While most banks have shareholders’ funds in excess of the new minimum capital base, their share premium and share capital significantly fall short of the new minimum definition. The CBN had in March 2024 released its circular on review of minimum capital requirement for commercial, merchant and non-interest banks. The apex bank increased the new minimum capital for commercial banks with international affiliations, otherwise known as mega banks, to N500 billion; commercial banks with national authorisation, N200 billion and commercial banks with regional license, N50 billion.

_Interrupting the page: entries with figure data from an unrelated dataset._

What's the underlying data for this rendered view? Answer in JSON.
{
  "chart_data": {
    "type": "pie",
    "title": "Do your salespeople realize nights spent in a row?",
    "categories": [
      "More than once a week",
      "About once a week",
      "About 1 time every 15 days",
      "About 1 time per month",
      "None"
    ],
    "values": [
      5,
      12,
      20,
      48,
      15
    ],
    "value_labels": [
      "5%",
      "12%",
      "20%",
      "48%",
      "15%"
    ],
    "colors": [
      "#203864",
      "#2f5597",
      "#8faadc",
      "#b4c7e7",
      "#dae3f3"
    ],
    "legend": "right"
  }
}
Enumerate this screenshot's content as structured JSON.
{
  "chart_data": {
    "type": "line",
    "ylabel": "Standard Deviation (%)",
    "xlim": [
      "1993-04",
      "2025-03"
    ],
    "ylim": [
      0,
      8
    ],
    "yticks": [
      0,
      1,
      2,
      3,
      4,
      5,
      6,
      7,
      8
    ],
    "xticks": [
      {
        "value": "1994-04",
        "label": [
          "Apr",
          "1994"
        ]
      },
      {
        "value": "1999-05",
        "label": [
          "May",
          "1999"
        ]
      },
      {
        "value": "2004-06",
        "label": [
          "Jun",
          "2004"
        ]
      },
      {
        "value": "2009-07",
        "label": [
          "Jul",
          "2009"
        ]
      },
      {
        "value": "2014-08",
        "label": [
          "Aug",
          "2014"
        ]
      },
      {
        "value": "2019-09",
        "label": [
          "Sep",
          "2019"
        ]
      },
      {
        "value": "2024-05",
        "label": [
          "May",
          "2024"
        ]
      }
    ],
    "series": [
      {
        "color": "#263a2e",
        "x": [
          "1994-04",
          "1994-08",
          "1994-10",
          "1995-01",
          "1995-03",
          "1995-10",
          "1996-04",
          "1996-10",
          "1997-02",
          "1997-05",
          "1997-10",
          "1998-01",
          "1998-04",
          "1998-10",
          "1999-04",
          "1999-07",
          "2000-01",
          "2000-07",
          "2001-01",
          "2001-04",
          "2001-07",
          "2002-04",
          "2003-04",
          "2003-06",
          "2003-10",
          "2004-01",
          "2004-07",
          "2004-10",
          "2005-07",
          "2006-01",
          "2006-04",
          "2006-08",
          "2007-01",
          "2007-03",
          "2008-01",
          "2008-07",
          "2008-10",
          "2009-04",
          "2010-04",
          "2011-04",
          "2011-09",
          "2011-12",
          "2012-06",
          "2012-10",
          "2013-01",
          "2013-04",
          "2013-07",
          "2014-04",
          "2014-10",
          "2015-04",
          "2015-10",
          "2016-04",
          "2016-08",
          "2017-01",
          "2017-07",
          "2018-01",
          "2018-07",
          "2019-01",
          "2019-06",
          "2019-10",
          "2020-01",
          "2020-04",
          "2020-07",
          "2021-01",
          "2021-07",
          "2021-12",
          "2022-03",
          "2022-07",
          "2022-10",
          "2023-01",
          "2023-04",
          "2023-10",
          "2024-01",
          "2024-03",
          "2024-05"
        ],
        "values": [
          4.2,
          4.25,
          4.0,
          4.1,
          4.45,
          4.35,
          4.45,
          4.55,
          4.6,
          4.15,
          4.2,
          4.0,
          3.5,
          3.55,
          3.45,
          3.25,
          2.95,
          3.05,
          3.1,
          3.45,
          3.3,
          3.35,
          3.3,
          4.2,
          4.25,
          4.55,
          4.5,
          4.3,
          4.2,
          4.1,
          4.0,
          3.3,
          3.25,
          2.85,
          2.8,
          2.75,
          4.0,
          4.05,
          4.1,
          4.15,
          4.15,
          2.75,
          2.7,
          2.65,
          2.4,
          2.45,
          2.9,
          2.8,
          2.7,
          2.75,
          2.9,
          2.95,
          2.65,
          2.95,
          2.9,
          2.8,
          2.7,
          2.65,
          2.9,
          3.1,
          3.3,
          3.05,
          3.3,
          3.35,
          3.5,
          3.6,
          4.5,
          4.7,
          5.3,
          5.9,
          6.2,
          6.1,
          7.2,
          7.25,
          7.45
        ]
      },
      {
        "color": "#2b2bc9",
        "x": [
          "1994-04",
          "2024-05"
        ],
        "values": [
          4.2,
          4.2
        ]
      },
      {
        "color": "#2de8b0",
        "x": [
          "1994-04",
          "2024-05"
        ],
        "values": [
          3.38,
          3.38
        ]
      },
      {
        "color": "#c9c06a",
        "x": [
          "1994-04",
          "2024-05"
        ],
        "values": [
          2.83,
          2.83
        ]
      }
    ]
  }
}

Others included merchant banks, N50 billion; non-interest banks with national license, N20 billion and non-interest banks with regional license will now have N10 billion minimum capital. The 24-month timeline for compliance ends on March 31, 2026. Under the guidelines for the recapitalisation exercise, banks are expected to subject their new equity funds to capital verification before the clearance of the allotment proposal and release of the funds to the bank for onwards completion of the offer process and addition of the new capital to its capital base. The CBN is the final signatory in a tripartite capital verification committee that included the Securities and Exchange Commission (SEC) and the Nigeria Deposit Insurance Corporation (NDIC). The committee is saddled with scrutinising new funds being raised by banks under the ongoing banking sector recapitalisation exercise.